Dieses umfassende rechtsmedizinische Gesamtwerk ist Lehrbuch und Nachschlagewerk zugleich. Der enorme Wissenszuwachs des letzten Vierteljahrhunderts trägt nicht nur dem Umfang Rechnung (allein der vorliegende zweite Band umfaßt 1 754 Seiten mit 589 Abbildungen und 405 Tabellen), sondern spiegelt insbesondere den aktuellen Kenntnisstand der modernen Rechtsmedizin mit den seit Mueller neu etablierten Untersuchungsmethoden in vollem Umfang wider. Hierzu gehören beispielsweise die Begleitstoffanalyse bei behauptetem Alkoholnachtrunk, die Haaranalytik, die Dopinganalytik – ein Unterkapitel befaßt sich gar mit Pferdedoping – oder auch neue Erkenntnisse zu Biologie und Genetik der Sucht sowie auch molekularbiologische Grundlagen bei Identifizierungsfragen. Der Band beinhaltet insgesamt acht forensisch-medizinische und forensisch-naturwissenschaftliche Kapitel zu Toxikologie, Alkohol, Drogen/Sucht, Forensische Psychiatrie, Verkehrsmedizin, Identifizierung, Rechtsfragen sowie Forensische Odonto-Stomatologie. Diese Schnittstellen zwischen Jurisprudenz und Medizin werden in Unterkapiteln mit Literaturanschluß von zahlreichen Fachkollegen unter den aktuellen Erkenntnissen zu Medizin, Naturwissenschaft und Rechtsprechung sowie in Hinblick auf moderne Standards umfassend dargestellt. Bereits bei der ersten Durchsicht des Bandes wird man unwillkürlich an die im Jahre 1921 von Julius Kratter gegebene und nach wie vor im Kern gültige Definition der gerichtlichen Medizin erinnert, wonach hierin medizinische und naturwissenschaftliche Erkenntnisse Anwendung für die Rechtspflege finden sollen. Das Handbuch wird dem gerecht, was es sein sollte, nämlich nicht nur praxisorientierter Ratgeber für die gerichtsärztliche Tätigkeit und breite Basis für die gutachterliche Tätigkeit, sondern auch Nachschlagewerk für rechtsmedizinische Detailfragen.
Erfreulich, daß als Publikationssprache Deutsch gewählt worden ist, was insbesondere in Hinblick auf das Kapitel „Forensische Psychiatrie“ (u.a. mit Darstellungen zur Rechtslage in Deutschland sowie in der Schweiz und in Österreich) und das Kapitel „Rechtsfragen“ (Sachverständigenrecht, Begutachtungsfragen, Versicherungsmedizin sowie Recht und Ethik in der Medizin, ferner iatrogene Schäden, Behandlungsfehler und Behandlungsfehlerbegutachtung) mit notwendiger Zitierung und Kommentierung relevanter Gesetze unumgänglich erscheint. Eine Übertragung von Gesetzestexten aus dem Deutschen (Das Gerichtsverfassungsgesetz (GVG) bestimmt in § 184: „Die Gerichtssprache ist Deutsch“!) hätte wohl kaum zum inhaltlichen Verständnis derselben beigetragen. Leider ist gerade das Kapitel „Rechtsfragen“ in der Kurzinhaltsübersicht zu Anfang des Bandes nicht mit aufgezählt und offensichtlich vergessen worden.
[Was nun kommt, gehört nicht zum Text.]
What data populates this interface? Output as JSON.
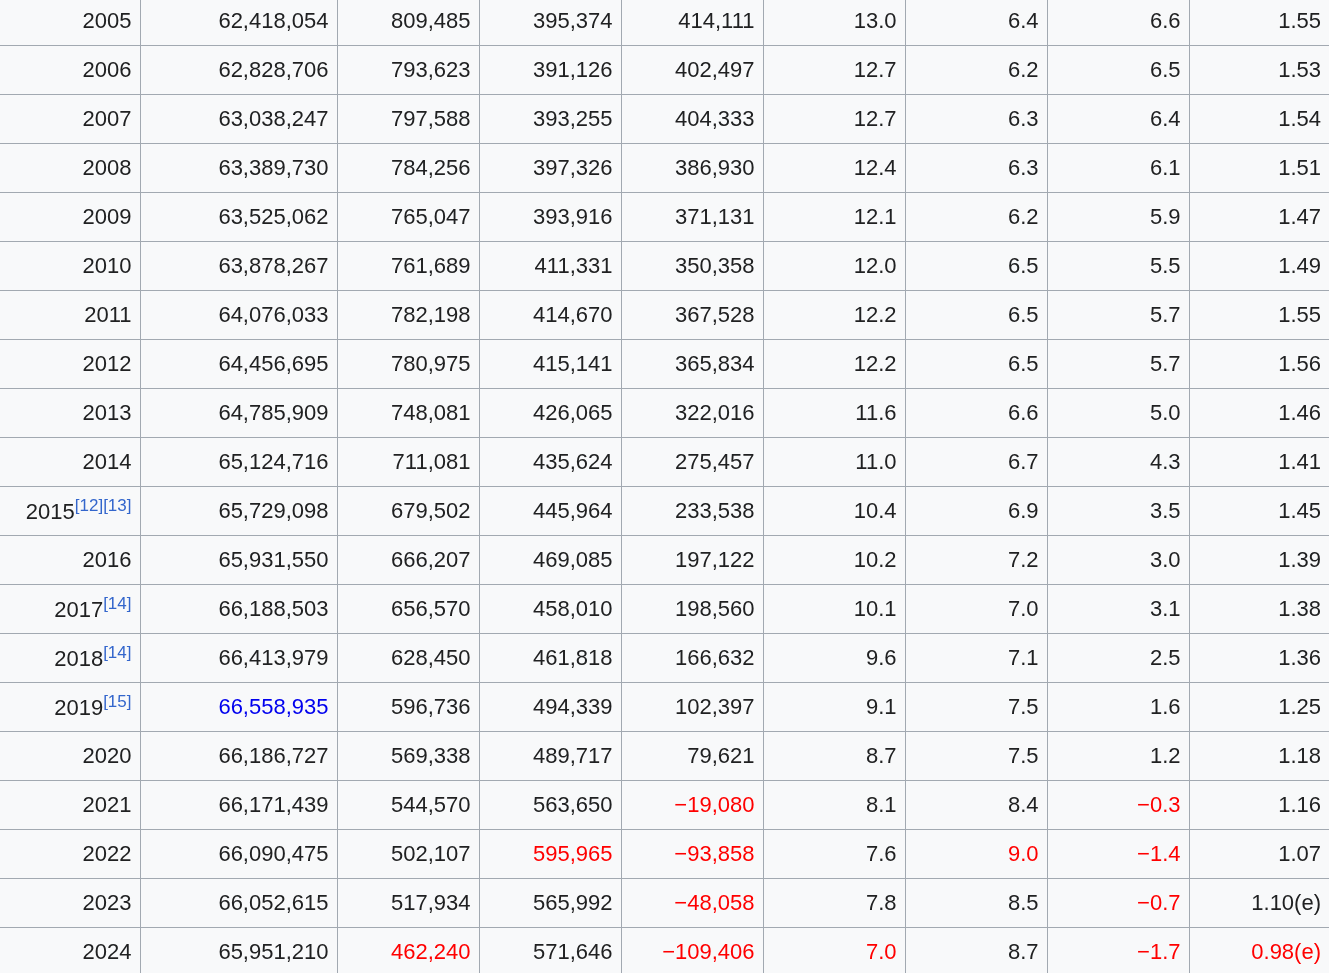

Das Werk richtet sich naturgemäß in erster Linie an Vertreter des Fachgebietes Rechtsmedizin, ist als umfassendes Handbuch und Nachschlagewerk aber auch für andere medizinische Fächer wie beispielsweise Pathologie und Psychiatrie sowie für Nichtmediziner, namentlich Juristen, Kriminalisten und Kriminologen sowie Vertreter von Polizei und Versicherungsgesellschaften, von großer Relevanz und kann vom Rezensenten vorbehaltlos als Empfehlung ausgesprochen werden. Der auf den ersten Blick hohe Kaufpreis von 399,50 EUR pro Band ist in Hinblick auf Umfang, Inhalt und Bedeutung des im deutschsprachigen Raum einzigartigen Lehrbuchs und Nachschlagewerkes keinesfalls unangemessen. Der Leser kann jedenfalls jetzt schon auf die angekündigte baldige Herausgabe des ersten Bandes gespannt sein und sich hierauf freuen.